Black Rhino Invs. LLC v Wilson
2018 NY Slip Op 02582 [160 AD3d 531]
April 17, 2018
Appellate Division, First Department
Published by New York State Law Reporting Bureau pursuant to Judiciary Law § 431.
As corrected through Wednesday, May 30, 2018


[*1]
 Black Rhino Investments LLC et al., Respondents,
v
John P. Wilson, Appellant.

Victor M. Serby, Woodmere, for appellant.

Lowenstein Sandler LLP, New York (Jeffrey J. Wild of counsel), for respondents.
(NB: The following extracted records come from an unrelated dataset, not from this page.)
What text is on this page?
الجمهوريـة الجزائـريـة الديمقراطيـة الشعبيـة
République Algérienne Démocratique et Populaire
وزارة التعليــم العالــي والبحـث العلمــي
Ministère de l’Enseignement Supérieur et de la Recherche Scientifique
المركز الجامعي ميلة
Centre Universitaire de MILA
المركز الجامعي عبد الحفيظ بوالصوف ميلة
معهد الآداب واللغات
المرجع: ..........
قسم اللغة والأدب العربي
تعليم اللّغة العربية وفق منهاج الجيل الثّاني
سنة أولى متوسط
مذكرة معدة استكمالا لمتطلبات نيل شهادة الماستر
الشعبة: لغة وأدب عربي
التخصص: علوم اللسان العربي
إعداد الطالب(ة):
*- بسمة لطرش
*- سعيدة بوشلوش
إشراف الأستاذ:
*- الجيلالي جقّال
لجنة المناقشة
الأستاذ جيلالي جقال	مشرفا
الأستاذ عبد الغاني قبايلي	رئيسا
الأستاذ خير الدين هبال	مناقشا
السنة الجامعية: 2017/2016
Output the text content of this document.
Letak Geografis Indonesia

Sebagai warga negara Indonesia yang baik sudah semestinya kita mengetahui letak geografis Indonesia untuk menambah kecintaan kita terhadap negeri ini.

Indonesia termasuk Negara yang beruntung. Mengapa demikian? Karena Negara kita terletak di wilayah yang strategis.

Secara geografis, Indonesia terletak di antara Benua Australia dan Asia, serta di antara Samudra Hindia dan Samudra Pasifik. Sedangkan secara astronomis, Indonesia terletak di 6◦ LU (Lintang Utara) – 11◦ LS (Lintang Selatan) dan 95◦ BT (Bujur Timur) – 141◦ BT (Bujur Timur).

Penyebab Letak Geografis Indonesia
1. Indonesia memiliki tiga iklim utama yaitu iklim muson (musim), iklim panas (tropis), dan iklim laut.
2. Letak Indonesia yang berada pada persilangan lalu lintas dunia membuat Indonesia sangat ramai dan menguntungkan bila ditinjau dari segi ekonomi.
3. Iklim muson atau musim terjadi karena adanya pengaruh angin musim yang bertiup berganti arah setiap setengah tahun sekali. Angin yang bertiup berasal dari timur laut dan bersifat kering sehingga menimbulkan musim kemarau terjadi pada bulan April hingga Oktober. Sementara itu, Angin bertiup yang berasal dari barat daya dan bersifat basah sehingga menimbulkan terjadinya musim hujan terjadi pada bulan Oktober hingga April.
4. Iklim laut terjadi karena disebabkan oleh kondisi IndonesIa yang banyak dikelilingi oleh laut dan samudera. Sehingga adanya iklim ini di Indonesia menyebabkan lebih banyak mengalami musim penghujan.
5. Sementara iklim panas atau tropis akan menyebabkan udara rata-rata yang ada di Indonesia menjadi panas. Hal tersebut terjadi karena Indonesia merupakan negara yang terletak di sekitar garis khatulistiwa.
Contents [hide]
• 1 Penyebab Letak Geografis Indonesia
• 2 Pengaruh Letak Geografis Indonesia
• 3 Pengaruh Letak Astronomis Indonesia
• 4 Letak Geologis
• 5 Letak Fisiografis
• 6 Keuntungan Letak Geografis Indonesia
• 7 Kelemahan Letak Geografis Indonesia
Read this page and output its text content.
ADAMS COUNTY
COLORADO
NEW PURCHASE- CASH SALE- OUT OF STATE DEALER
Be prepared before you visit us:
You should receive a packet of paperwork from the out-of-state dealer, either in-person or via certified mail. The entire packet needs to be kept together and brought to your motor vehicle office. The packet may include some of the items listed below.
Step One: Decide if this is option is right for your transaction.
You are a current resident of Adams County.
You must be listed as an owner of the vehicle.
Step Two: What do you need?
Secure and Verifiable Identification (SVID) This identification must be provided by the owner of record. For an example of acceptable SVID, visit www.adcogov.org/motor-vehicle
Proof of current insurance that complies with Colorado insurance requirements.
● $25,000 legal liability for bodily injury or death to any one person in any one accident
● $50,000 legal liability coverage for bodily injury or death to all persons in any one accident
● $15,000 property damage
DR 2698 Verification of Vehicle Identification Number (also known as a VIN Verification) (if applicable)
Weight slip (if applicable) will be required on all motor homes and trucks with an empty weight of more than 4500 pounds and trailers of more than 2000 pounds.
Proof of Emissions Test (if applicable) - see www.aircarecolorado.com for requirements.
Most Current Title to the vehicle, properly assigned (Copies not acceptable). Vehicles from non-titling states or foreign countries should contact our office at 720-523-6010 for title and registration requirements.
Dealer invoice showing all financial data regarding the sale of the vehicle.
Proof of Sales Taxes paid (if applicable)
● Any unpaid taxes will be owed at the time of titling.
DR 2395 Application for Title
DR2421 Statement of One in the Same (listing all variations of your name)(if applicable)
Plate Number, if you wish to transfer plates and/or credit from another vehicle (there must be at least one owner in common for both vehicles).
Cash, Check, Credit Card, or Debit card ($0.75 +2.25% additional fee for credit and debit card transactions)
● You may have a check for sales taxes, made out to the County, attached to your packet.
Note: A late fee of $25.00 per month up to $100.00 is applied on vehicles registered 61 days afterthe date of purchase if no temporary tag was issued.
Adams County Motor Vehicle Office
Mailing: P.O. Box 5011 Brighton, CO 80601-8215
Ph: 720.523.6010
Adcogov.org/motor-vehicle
Order, Supreme Court, New York County (Charles E. Ramos, J.), entered March 10, 2017, which granted plaintiffs' motion to compel arbitration, unanimously reversed, on the law, without costs, and the motion denied. Order, same court and Justice, entered March 10, 2017, which, to the extent appealed from as limited by the briefs, denied defendant's motion to disqualify plaintiffs' counsel, unanimously affirmed, without costs.

Plaintiffs commenced this action upon an alleged oral agreement entered into in October 2015 involving the ownership of plaintiff Black Rhino and the licensing of defendant's intellectual property. Upon defendant's motion to dismiss the complaint, plaintiffs claimed for the first time that the controversy had to be arbitrated, pursuant to a separate agreement entered into in April 2015 involving services to be performed for Black Rhino by plaintiff Levitt. We find that plaintiffs waived their right, if any, to arbitration (see Cusimano v Schnurr, 26 NY3d 391, 400-401 [2015]; Louisiana Stadium & Exposition Dist. v Merrill Lynch, Pierce, Fenner & Smith Inc., 626 F3d 156, 159 [2d Cir 2010]).

Supreme Court correctly concluded that counsel retained to represent Black Rhino did not represent defendant individually (see Campbell v McKeon, 75 AD3d 479, 480-481 [1st Dept 2010], citing, inter alia, Talvy v American Red Cross in Greater N.Y., 205 AD2d 143, 149 [1st Dept 1994], affd 87 NY2d 826 [1995]). Concur—Sweeny, J.P., Renwick, Mazzarelli, Kahn, Gesmer, JJ.